Los ojos de Ben se abrieron desmesuradamente y se giró para mirar con más detenimiento al paciente que ponían en sus manos.
—Suerte que no iba montada en ella —apuntilló Landon.
—¿Quién era? —preguntó Ben, que se había levantado para echarle otro vistazo al pescado y descubrió el nombre de Liah en un lateral del cuadro.
La mente le hizo clic al unir ideas antes de que Landon le contestara.

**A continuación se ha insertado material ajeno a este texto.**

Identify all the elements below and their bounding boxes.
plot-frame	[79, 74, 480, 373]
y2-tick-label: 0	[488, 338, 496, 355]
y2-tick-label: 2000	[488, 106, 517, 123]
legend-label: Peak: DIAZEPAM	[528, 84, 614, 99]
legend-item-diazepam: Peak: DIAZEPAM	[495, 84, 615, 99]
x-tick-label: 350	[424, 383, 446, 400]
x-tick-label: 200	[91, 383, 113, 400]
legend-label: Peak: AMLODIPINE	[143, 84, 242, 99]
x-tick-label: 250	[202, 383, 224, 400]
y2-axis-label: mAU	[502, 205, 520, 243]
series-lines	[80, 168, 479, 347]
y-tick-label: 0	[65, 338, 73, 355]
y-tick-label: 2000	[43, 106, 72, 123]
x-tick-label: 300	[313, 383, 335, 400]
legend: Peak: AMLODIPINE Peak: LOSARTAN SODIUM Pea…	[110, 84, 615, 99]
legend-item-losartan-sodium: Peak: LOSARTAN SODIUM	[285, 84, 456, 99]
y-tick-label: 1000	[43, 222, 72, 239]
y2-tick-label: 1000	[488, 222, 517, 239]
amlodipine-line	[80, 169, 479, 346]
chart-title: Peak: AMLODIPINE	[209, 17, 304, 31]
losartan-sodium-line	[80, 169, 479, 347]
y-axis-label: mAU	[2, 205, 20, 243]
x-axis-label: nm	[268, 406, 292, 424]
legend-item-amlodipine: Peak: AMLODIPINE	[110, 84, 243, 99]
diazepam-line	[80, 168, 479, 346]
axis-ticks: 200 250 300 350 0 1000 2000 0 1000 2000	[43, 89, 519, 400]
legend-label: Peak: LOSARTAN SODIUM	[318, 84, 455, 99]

—Una chica nueva que está con los Kimmel, es una yanqui de Nueva York.
—Vera —dijo Ben con contundencia de espaldas a él.
—¿La has conocido ya tú también? —preguntó sorprendido el chico rubio.
—Más o menos. Esto está hecho un desastre, pero lo tendré en un par de días, quizá tres.
Ben fue dentro a por un par de platos y su cabeza comenzó a pensar en los pasos que debía seguir para cumplir con lo que acababa de asegurar. Los ojos grises de aquella chica acudieron a su mente de forma repetitiva, provocando que comenzara una y otra vez su proceso mental, hasta que regresó junto a Landon y ambos se sirvieron su porción de trucha.
—¿Está bien? —preguntó Ben antes de probar el pescado.
—Deliciosa —contestó Landon con los carrillos llenos.
—La trucha no, la chica, idiota.
Landon elevó una ceja y esperó un par de segundos antes de contestar con una media sonrisa escondida.
—Es bonita, ¿verdad?
Ben no le contestó, comenzó a comer con la mirada fija al lago y volvió a preguntar:
—¿Está bien?
—Claro, tío, ¿acaso crees que estaría aquí si no fuera así? Dave es un idiota al volante, pero hoy se ha llevado un buen susto. Nos la hemos llevado al río y lo hemos pasado genial, por lo que creo que nos ha perdonado el hecho de casi matarla, pero se ha liado buena cuando la hemos llevado de regreso a casa de Ellen. ¡Habían llamado a la policía! Creo que esta chica es la que va a conseguir que por fin se deje de hablar sobre mí y Malia en este pueblo. —Landon volvió a elevar la ceja esperanzado y dio un largo trago de cerveza.
—Siempre hay alguien que sustituye al anterior.
Ambos se miraron y sus ojos se ensombrecieron. Perdieron la mirada en el lago y terminaron de cenar en un silencio mecido por las pequeñas olas que lamían el terreno a escasos metros de sus pies.